Flottements et contradictions à Moscou

8/4/1947

(De notre envoyé spécial à Moscou, Georges Le Brun Keris)

On sent ici, peu à peu, le ton se hausser comme lorsqu'on approche des explications décisives. On peut en déduire que les questions économiques ne tarderont pas à être reprises. La presse russe est plus nerveuse que ces derniers jours. Un long communiqué et une dépêche non moins longue de l'agence Tass critiquent la politique américaine.

Dans les couloirs de l'hôtel Moskowa, qui ont retrouvé un peu de leur vie, on rapproche ce fait du rappel par l'URSS de son ambassadeur à Athènes et des réactions assez vives de la Pravda et des Izvestia au nouveau discours du président Truman. On atteint ce degré de tension qui précède aussi bien les grands compromis que les ruptures.

Toutefois, ce climat des couloirs, ne paraît pas s'étendre jusqu'au club des aviateurs. C'est dans la lassitude que les ministres ont siégé, une lassitude que M. Bevin ne cachait même pas. S'il s'est résolu à retarder de plusieurs jours l'arrivée de son train spécial, ce n'est visiblement pas de gaité de cœur.

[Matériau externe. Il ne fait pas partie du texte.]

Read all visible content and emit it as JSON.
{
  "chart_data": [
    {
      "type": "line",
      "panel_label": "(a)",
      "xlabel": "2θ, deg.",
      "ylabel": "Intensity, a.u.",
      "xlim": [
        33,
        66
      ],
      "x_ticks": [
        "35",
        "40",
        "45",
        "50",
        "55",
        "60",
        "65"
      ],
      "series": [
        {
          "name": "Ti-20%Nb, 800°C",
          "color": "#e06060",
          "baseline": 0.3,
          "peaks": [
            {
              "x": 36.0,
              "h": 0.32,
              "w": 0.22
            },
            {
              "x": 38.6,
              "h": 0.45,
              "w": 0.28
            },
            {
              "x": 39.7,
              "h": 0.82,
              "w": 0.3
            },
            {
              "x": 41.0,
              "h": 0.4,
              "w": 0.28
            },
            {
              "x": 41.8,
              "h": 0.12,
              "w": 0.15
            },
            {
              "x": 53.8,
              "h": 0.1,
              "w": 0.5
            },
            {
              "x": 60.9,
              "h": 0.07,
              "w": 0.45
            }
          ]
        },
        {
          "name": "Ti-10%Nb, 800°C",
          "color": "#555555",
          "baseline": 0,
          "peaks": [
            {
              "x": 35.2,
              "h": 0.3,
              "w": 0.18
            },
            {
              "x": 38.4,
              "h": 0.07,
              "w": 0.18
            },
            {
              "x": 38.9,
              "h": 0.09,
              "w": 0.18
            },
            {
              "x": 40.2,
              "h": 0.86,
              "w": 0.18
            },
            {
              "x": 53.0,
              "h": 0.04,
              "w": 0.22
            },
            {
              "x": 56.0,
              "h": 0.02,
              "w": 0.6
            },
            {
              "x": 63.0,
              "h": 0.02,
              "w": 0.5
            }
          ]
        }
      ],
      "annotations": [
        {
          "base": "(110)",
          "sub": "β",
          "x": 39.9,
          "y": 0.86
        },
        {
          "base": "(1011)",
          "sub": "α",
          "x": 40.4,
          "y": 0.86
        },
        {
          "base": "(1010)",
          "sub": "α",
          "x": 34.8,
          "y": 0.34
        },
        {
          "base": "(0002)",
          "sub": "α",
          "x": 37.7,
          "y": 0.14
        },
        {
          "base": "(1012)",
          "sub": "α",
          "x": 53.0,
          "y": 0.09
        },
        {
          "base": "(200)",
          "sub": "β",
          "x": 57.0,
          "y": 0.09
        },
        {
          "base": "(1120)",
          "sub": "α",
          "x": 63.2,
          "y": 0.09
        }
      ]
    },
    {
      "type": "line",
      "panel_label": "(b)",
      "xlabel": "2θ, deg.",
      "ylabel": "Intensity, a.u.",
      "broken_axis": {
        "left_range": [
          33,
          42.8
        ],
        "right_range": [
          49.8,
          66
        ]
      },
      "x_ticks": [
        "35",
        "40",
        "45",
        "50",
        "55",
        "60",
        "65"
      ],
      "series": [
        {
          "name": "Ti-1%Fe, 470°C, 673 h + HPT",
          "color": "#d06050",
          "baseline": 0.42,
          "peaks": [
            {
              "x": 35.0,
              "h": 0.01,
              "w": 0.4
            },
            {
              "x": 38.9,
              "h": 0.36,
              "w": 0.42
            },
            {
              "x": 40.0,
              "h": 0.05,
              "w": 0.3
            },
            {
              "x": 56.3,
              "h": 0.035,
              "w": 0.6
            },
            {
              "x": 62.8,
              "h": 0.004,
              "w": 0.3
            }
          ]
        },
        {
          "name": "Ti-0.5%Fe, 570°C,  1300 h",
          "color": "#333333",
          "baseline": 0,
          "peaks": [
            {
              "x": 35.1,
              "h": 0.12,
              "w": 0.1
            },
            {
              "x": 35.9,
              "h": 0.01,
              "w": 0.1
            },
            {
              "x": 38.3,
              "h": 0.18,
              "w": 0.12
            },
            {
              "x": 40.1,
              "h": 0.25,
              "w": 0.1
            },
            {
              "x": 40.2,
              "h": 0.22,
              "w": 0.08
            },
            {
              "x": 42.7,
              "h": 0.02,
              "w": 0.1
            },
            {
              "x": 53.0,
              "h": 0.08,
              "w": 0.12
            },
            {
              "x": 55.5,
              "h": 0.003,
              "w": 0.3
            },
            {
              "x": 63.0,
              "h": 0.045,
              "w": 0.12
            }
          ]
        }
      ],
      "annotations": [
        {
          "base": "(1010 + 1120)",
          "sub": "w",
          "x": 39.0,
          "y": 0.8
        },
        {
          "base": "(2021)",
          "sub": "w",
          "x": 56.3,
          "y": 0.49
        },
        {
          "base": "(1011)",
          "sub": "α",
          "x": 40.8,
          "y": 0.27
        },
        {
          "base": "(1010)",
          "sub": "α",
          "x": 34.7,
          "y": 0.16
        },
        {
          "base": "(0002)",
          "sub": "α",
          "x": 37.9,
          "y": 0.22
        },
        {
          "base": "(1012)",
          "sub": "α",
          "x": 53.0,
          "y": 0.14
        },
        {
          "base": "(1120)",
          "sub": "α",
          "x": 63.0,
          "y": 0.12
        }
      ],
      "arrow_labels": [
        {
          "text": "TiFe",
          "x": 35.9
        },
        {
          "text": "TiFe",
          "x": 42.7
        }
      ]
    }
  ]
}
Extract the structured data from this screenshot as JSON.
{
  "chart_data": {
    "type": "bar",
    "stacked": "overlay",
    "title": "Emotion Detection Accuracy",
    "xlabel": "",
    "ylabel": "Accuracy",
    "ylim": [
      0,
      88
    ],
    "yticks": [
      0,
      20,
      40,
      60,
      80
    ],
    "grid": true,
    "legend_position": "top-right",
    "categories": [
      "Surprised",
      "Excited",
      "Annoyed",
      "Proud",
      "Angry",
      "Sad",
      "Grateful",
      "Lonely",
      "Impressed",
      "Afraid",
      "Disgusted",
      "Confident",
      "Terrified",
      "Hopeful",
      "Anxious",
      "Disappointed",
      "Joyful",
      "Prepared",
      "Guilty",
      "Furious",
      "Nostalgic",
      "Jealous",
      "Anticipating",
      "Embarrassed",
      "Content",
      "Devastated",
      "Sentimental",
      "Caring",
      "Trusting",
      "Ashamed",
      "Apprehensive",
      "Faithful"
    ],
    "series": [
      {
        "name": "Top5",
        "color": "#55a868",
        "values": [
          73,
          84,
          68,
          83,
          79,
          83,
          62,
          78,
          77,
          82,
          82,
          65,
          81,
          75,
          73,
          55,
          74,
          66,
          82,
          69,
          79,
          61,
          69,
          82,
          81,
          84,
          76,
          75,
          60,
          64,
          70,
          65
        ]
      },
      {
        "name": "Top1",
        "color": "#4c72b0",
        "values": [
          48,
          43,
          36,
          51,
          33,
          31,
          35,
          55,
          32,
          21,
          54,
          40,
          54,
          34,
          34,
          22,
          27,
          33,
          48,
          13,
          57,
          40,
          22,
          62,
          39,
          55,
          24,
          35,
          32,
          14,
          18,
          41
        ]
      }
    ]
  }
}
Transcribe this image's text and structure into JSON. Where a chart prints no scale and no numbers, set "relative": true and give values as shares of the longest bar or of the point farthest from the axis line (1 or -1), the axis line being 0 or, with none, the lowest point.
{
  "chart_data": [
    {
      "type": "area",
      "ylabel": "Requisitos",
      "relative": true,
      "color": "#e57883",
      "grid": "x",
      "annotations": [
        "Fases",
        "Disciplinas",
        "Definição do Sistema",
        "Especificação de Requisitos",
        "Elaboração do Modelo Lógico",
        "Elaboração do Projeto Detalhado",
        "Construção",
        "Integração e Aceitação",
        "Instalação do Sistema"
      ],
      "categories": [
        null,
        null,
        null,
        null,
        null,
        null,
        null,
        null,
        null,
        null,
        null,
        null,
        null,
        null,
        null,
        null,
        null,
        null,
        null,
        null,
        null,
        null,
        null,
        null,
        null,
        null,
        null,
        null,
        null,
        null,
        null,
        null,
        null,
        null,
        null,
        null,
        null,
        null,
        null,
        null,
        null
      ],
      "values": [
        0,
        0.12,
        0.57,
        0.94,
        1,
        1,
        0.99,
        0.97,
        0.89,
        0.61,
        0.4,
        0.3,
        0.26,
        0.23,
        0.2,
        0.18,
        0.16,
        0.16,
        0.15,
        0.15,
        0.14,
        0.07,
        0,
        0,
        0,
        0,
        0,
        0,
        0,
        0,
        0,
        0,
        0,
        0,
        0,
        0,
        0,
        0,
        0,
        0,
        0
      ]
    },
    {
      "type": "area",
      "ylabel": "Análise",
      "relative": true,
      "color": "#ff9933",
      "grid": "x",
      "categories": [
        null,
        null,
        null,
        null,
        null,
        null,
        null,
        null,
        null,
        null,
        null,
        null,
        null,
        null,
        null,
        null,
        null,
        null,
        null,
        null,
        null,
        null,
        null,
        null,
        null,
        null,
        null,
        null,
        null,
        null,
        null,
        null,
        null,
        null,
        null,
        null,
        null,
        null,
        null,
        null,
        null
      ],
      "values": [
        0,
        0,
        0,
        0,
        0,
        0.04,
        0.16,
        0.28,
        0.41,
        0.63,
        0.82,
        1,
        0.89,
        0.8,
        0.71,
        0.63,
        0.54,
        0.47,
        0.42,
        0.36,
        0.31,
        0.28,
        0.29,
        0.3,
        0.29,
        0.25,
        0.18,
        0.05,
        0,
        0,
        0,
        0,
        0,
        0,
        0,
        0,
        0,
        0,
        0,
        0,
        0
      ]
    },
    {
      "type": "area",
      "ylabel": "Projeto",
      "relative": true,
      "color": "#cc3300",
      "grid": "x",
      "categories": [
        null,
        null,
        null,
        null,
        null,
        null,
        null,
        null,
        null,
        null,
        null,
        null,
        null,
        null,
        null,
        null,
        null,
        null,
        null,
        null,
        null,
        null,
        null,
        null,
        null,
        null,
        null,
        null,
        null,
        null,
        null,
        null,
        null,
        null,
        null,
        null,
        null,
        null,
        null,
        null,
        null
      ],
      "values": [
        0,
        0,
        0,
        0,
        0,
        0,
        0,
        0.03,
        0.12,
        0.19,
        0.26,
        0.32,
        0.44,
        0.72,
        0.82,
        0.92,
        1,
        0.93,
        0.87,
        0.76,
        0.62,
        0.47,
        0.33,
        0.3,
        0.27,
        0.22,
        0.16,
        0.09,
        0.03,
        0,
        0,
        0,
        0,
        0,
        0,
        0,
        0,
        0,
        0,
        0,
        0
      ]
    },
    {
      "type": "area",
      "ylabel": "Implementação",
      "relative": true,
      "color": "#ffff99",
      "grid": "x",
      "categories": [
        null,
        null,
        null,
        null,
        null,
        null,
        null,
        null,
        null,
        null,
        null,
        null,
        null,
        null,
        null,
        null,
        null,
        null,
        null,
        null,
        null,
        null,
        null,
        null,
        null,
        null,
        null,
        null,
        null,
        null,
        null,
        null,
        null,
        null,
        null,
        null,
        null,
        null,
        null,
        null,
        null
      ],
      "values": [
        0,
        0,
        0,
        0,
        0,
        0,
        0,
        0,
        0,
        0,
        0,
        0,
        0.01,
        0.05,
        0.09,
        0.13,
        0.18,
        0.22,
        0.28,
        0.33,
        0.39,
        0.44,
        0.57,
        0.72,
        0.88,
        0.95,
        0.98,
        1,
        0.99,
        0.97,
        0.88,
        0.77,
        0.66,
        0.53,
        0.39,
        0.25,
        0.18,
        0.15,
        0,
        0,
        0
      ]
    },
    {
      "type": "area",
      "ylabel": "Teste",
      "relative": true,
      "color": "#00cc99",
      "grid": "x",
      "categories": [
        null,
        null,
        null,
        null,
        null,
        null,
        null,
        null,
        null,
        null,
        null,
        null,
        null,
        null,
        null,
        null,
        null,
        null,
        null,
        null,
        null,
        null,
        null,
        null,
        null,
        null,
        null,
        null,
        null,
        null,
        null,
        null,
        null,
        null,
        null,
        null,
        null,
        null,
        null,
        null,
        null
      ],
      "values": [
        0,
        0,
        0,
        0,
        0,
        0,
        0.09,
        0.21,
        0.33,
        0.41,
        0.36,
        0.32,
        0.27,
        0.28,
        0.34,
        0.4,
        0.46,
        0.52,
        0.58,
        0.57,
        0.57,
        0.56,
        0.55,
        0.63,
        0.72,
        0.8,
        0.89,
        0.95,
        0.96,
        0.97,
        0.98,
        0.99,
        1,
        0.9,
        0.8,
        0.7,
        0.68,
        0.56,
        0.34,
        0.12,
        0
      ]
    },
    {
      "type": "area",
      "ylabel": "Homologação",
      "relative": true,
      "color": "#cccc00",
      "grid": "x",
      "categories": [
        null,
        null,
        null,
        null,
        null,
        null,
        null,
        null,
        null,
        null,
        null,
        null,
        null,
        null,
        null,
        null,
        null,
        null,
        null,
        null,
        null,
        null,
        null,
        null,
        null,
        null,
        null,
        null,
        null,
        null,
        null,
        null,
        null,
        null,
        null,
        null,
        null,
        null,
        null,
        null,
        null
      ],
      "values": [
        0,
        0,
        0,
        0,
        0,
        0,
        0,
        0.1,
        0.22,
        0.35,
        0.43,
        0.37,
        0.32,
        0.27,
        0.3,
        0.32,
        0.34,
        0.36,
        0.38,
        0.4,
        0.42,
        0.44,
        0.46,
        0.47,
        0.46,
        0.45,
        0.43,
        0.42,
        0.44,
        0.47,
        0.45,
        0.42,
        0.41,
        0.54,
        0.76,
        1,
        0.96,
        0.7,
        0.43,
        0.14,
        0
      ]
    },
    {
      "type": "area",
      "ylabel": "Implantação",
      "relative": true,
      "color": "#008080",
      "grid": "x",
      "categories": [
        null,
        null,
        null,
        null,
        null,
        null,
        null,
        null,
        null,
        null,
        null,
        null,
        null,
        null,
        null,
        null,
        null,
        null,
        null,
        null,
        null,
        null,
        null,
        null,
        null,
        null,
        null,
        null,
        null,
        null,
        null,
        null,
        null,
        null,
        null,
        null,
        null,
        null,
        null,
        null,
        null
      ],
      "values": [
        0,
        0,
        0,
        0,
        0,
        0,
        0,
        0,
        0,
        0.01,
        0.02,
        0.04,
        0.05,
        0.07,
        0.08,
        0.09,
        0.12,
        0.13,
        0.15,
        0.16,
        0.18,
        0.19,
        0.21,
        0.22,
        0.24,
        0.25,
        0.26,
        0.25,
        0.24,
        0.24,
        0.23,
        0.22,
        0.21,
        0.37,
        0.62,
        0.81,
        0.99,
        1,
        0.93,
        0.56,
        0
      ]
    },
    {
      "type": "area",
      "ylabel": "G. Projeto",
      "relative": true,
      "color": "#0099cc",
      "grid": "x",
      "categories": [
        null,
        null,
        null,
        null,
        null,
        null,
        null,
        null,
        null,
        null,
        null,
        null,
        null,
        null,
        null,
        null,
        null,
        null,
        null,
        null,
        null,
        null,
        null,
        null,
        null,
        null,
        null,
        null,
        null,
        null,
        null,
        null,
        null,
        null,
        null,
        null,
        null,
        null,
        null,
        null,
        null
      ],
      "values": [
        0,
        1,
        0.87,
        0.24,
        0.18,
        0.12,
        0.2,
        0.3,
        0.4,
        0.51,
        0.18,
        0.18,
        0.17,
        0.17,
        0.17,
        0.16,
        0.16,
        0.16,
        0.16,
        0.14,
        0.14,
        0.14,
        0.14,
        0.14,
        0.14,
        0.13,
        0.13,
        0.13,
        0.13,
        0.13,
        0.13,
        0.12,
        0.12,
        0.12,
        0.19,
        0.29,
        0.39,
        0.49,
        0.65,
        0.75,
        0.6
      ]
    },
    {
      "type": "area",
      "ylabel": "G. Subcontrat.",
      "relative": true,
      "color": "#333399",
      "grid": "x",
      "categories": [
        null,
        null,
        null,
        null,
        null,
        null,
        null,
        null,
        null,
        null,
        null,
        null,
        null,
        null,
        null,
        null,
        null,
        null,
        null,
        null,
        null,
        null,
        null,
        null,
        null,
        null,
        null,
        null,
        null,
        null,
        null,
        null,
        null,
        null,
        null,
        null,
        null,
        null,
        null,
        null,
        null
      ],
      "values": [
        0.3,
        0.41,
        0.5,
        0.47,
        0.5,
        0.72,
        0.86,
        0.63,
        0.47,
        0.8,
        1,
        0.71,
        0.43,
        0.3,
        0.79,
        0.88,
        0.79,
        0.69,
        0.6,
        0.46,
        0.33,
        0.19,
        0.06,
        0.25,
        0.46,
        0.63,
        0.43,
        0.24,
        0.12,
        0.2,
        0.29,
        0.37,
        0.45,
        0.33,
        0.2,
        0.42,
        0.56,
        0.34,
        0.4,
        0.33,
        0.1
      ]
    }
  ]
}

On le comprend, car cette réunion fut profondément décevante. N'entendit-on pas M. Molotov demander que les Allemands décident eux-mêmes, par voix de plébiscite, s'ils désirent une constitution unitaire ou fédérale ? Consulter les Allemands. On ne peut que faire la déclaration émue, pathétique même, de M. Bevin :

« Comment, a-t-il dit en substance, peut-on remettre un tel choix entre les mains d'un peuple qui, deux fois, a plébiscité Hitler et qui a accepté la guerre ? Je n'accepterai jamais que les Allemands choisissent leur constitution, car la constitution de l'Allemagne n'est pas seulement une question allemande, tous les pays y sont intéressés, car leur sécurité en dépend. On ne peut pas faire confiance à un peuple dégénéré. L'Allemagne est trop près de nous et trop dangereuse. » Et il conclut :

« Je ne saurais même pas discuter la proposition soviétique, elle est contraire aux instructions que j'ai reçues ».

M. Georges Bidault n'a pu que dire son accord profond avec M. Bevin. Puis on passa à une discussion fort confuse sur le conseil consultatif allemand qui devrait assister le conseil interallié de contrôle et sur la création d'un gouvernement provisoire allemand. Discussion technique dans le  détail de laquelle je n'entrerai pas, car les ministres et même leurs experts paraissaient la suivre avec peine. Jamais on a eu si fortement l'impression que la plupart des questions portées à l'ordre du jour de Moscou n'étaient pas mûres. Chacune des délégations sait-elle elle-même, de façon précise, ce qu'elle veut ? Ce serait un jeu de relever à travers les rapports du Comité de coordination leur flottement et même leurs contradictions.

Sans doute devrait-on, à cette conférence, être moins pressé et se contenter de résoudre les problèmes les plus immédiats. Sinon on perdra son temps et on ne parviendra même pas à un accord pour franchir les plus proches étapes. Qu'on s'entende sur les administrations centrales allemandes et sur la création du conseil consultatif allemand au près du conseil interallié de contrôle. Puis qu'on laisse aux chancelleries réfléchir, ajuster leurs vues, converser. Comme me le disait un diplomate à la sortie du conseil des ministres : « Si on peut tout résoudre à Moscou, finalement on n'y résoudra rien ».